Events

PhD Defense: "Distinctive and Efficient Local Features for Real-Time Mobile Applications"

Xin Yang

February 21st (Thursday), 11:30am
Elings Hall, Rm 1601


Local features are widely used in many computer vision tasks such as marker-less augmented reality (AR), object recognition and tracking. The distinctiveness and high efficiency of a local feature are critical to the user experience of real-world applications. However, existing local feature algorithms are either too compute-insensitive to achieve real-time performance, especially when running on low power mobile devices, or not sufficiently distinctive to identify correct matches from a large database.

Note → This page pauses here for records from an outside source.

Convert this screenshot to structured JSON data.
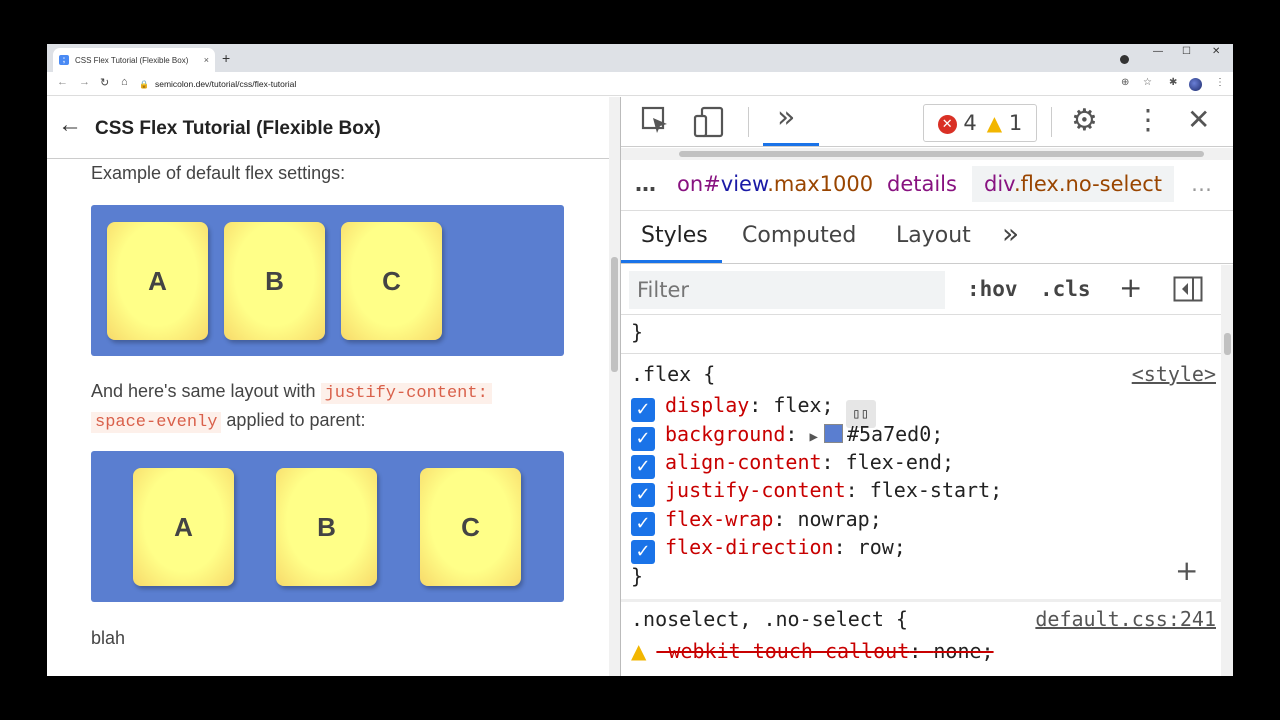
{
  "browser": {
    "tab_title": "CSS Flex Tutorial (Flexible Box)",
    "tab_close": "×",
    "new_tab": "+",
    "url": "semicolon.dev/tutorial/css/flex-tutorial",
    "controls": {
      "minimize": "—",
      "maximize": "☐",
      "close": "✕"
    }
  },
  "page": {
    "back_arrow": "←",
    "title": "CSS Flex Tutorial (Flexible Box)",
    "intro": "Example of default flex settings:",
    "example1_items": [
      "A",
      "B",
      "C"
    ],
    "mid_text_before": "And here's same layout with ",
    "mid_code_1": "justify-content:",
    "mid_code_2": "space-evenly",
    "mid_text_after": " applied to parent:",
    "example2_items": [
      "A",
      "B",
      "C"
    ],
    "footer_text": "blah",
    "flex_bg_color": "#5a7ed0"
  },
  "devtools": {
    "more_tabs": "»",
    "error_count": "4",
    "warning_count": "1",
    "breadcrumbs": {
      "ellipsis_left": "…",
      "crumb1_prefix": "on#",
      "crumb1_id": "view",
      "crumb1_class": ".max1000",
      "crumb2": "details",
      "crumb3_tag": "div",
      "crumb3_class": ".flex.no-select",
      "ellipsis_right": "…"
    },
    "subtabs": [
      "Styles",
      "Computed",
      "Layout"
    ],
    "subtab_more": "»",
    "filter_placeholder": "Filter",
    "hov": ":hov",
    "cls": ".cls",
    "add": "+",
    "close_brace": "}",
    "rule1": {
      "selector": ".flex",
      "open": "{",
      "source": "<style>",
      "declarations": [
        {
          "prop": "display",
          "value": "flex;"
        },
        {
          "prop": "background",
          "value": "#5a7ed0;"
        },
        {
          "prop": "align-content",
          "value": "flex-end;"
        },
        {
          "prop": "justify-content",
          "value": "flex-start;"
        },
        {
          "prop": "flex-wrap",
          "value": "nowrap;"
        },
        {
          "prop": "flex-direction",
          "value": "row;"
        }
      ],
      "close": "}",
      "add": "+"
    },
    "rule2": {
      "selector": ".noselect, .no-select",
      "open": "{",
      "source": "default.css:241",
      "decl_prop": "-webkit-touch-callout",
      "decl_value": "none;"
    }
  }
}
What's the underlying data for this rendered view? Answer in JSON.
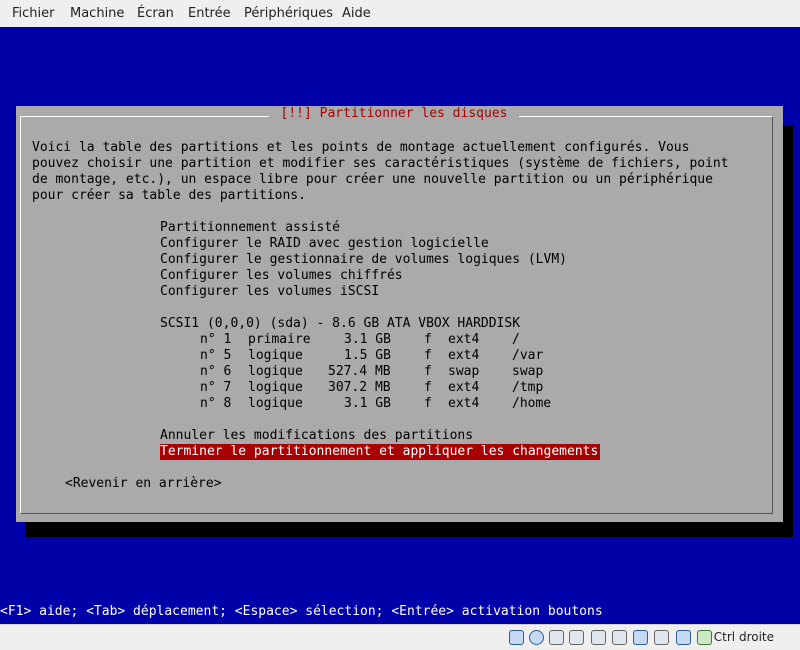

This dissertation focuses on designing distinctive and efficient local features that can run in real-time on mobile devices such as smartphones and tablets. Typically, a local feature extraction pipeline includes two components: 1) interest point detector which identifies a set of salient points in an image, and 2) point descriptor which represents each detected point using a feature vector. For the interest point detection, this dissertation focuses on accelerating SURF point detector by solving two mismatches between the SURF algorithm and the mobile hardware that cause substantial slow-down of the detection process. For the point description, this dissertation presents a highly efficient and distinctive binary descriptor, called Local Difference Binary (LDB). LDB directly computes a binary string for an image patch using simple intensity and gradient difference tests on pair-wise grid cells within the patch. A multiple gridding strategy is applied to capture the distinct patterns of the patch at different spatial granularities. To further enhance the distinctiveness of LDB, a learning-based framework is proposed. Extensive experiments on real data demonstrate that the proposed point detector and descriptors achieve high distinctiveness and efficiency on mobile devices.

About Xin Yang:

Xin Yang is a graduate student working with Prof. Tim Cheng at the Learning-Based Multimedia Lab since September 2008. She received her MS in 2008 from University of Science and Technology of China and BS from Huazhong University of Science and Technology in 2005. Her research interests include: 1) mobile computer vision and its application to mobile augmented reality, and 2) large-scale image retrieval. She has spent time as a research intern during Summers of 2008 and 2009 at VIMA Technologies, Summer of 2010 and 2011 at FXPAL.